Julia Quenzler/BBCFor someone who has lost nearly 40 years of his life to a crime he did not commit, Peter Sullivan strikes a remarkably optimistic tone.
When I met him last month, for what was his first interview since his release from prison in May, he was upbeat and eager to get to Anfield to see Liverpool play for the first time since he was arrested in 1986.
That was the year of the sexual assault murder of Diane Sindall in his home town of Birkenhead, an incident he said he only learned about because someone turned to him in a pub at the time and said: “apparently there’s been a murder.”
When he was convicted the following year at Liverpool Crown Court, he was sentenced to life imprisonment in some of Britain’s harshest Category A prisons, where he would be harassed for his sensational nicknames “The Beast of Birkenhead”, “The Mersey Ripper” and “The Wolfman”.
Before our interview, he was full of stories about how since his release he had to adapt to a completely different world.
When he was arrested, Margaret Thatcher was in Downing Street, no one had heard of the Internet and Europe was still divided by the Iron Curtain.
He described watching the fall of the Berlin Wall from community television in prison.
Sullivan told me that trips to stores now show how “everything has changed”: from trying to figure out how self-checkouts work to realizing that “instead of having a checkbook, you have it on your phone.”
His incarceration means he has been oblivious to the way so many aspects of everyday life have changed, almost like someone who has been asleep since the 1980s.
“After spending so much time in prison and discovering that there is no DHSS [Department of Health and Social Security, now the Department for Work and Pensions (DWP)] where you can collect your money, you’re thinking, ‘Wow, what’s going on here?'”
You now have a smartphone, after discovering that doctor appointments must be scheduled on something you now know is called an “app.”
He first became familiar with them when he was sitting on a bus shortly after his release and saw people playing on their smartphones.
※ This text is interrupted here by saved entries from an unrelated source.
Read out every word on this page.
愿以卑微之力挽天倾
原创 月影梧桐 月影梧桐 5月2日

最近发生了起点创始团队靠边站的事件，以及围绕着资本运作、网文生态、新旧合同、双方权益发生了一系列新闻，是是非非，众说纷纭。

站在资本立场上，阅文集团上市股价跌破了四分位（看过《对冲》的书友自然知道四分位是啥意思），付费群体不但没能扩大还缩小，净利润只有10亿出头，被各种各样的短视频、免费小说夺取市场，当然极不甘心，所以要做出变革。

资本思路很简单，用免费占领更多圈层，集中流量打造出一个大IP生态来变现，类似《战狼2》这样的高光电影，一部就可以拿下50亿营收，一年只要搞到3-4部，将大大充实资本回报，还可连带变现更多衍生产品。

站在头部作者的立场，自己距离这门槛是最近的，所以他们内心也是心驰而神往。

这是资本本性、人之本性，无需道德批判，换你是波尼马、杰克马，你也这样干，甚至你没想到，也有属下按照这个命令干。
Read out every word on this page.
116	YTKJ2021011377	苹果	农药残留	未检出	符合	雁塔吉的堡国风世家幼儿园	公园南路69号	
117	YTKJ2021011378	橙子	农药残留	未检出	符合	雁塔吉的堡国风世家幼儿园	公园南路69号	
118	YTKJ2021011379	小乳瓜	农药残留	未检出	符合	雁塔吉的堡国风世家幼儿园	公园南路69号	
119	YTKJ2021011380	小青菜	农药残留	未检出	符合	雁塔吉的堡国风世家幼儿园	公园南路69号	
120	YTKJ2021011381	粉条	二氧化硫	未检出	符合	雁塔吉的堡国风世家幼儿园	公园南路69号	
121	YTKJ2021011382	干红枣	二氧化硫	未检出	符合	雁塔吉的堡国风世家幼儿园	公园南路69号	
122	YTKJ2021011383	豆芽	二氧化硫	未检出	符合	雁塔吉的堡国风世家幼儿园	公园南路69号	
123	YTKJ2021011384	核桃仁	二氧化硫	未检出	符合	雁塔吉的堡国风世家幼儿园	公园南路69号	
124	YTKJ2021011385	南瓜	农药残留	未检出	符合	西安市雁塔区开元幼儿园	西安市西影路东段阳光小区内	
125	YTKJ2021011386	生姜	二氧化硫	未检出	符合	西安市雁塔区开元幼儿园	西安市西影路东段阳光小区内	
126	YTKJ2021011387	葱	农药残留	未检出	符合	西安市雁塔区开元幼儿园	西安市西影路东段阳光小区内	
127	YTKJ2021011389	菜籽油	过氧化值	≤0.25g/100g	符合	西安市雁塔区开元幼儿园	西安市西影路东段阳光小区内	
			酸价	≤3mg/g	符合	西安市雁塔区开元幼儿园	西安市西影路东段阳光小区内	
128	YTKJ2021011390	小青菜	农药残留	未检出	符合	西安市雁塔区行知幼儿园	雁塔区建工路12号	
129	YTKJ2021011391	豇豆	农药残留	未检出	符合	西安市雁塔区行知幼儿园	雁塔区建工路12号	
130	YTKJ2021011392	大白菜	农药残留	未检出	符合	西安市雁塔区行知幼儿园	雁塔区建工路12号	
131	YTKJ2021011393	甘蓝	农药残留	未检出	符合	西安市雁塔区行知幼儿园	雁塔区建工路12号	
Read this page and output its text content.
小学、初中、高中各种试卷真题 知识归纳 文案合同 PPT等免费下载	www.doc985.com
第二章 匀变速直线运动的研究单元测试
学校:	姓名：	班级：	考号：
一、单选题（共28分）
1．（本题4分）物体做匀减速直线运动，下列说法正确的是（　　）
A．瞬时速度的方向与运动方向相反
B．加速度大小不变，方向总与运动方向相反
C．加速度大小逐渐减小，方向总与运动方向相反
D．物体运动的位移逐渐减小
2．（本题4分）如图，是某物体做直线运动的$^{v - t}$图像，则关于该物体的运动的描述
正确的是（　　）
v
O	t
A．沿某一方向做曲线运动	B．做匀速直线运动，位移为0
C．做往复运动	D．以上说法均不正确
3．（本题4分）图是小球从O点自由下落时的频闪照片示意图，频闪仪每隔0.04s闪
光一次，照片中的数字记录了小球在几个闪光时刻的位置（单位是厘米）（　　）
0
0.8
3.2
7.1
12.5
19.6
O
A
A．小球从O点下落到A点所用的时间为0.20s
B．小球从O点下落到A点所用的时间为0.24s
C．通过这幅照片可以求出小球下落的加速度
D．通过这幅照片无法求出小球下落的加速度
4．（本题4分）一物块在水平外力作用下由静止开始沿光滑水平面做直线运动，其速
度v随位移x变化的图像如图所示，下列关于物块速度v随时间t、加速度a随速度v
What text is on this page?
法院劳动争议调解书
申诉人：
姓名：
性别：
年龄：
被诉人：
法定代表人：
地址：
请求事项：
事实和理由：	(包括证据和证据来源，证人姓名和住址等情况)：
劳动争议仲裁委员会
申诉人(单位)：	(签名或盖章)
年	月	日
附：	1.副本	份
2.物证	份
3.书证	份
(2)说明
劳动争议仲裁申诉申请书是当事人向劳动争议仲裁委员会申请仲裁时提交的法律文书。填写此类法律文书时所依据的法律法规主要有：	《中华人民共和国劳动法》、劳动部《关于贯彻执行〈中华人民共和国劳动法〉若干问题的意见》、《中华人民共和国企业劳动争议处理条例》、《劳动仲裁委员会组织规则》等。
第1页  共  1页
He only realized they were phones when he saw someone holding one to their ear.
Sullivan’s 14,000 days of detention have also led to an inevitable sense of institutionalization.

He recalled how, after his release, one morning in his apartment, he returned to his bedroom and sat on his bed, because he was unconsciously waiting for a prison officer to come and lock him back in his cell.
“You have to be at your door at a certain time, otherwise the officers will attack you,” he said.
“I was sitting there thinking, ‘What am I doing?'”
But Sullivan’s optimism is tempered by a longing for answers about how he ended up being accused of an infamous murder he didn’t commit, and a confusion about why he still hasn’t received an apology.
“I’ve lost everything,” he said.
“I lost all my freedom, I lost my mother since I was in prison, I lost my father.
“It hurts me because I wasn’t there for them,” he said.
“I can’t move on with my life if I can’t get an answer from them.”
“That’s all I want, an apology. [and to understand] the reason why they did this to me,” he said.

Merseyside Police said there would be “little benefit to be gained from a review of this matter today” due to “changes in investigative techniques and developments in the law over the last 40 years”.
The force referred some of Mr Sullivan’s allegations to the police watchdog, the Independent Office for Police Conduct (IOPC), which will now examine his claims that officers beat him and threatened to link him to other crimes if he did not confess to the murder of Diane Sindall.
When asked if it would apologise, the force did not respond directly, but as part of a lengthy statement said: “The force regrets that a serious miscarriage of justice has occurred in this case.”
Sullivan told me of his modest ambition, an ambition he said he had given up hope of realizing at times during his nearly four decades behind bars.
“The only thing I want to do now is get on with my life and carry on like before and live my time now.”

Their future may be facilitated by government compensation, paid to victims of miscarriages of justice.
This scheme is capped at £1.3m, a cap that its final payout is thought to be very close to.
But the process is not automatic and is long.
Andrew Malkinson, whose conviction for a rape he did not commit was overturned in 2023, only received interim compensation earlier this year.
Guilty prisoners who admit their crimes and are released on parole get a place to live and some help with living expenses. Mr. Sullivan, as an innocent man, has no right to receive that help.
And that’s why he lives a modest life, with his modest ambitions, although many believe he is a millionaire in waiting.
His lawyer, Sarah Myatt, said: “There is no figure you can say that is enough to lose 38 years of your life.”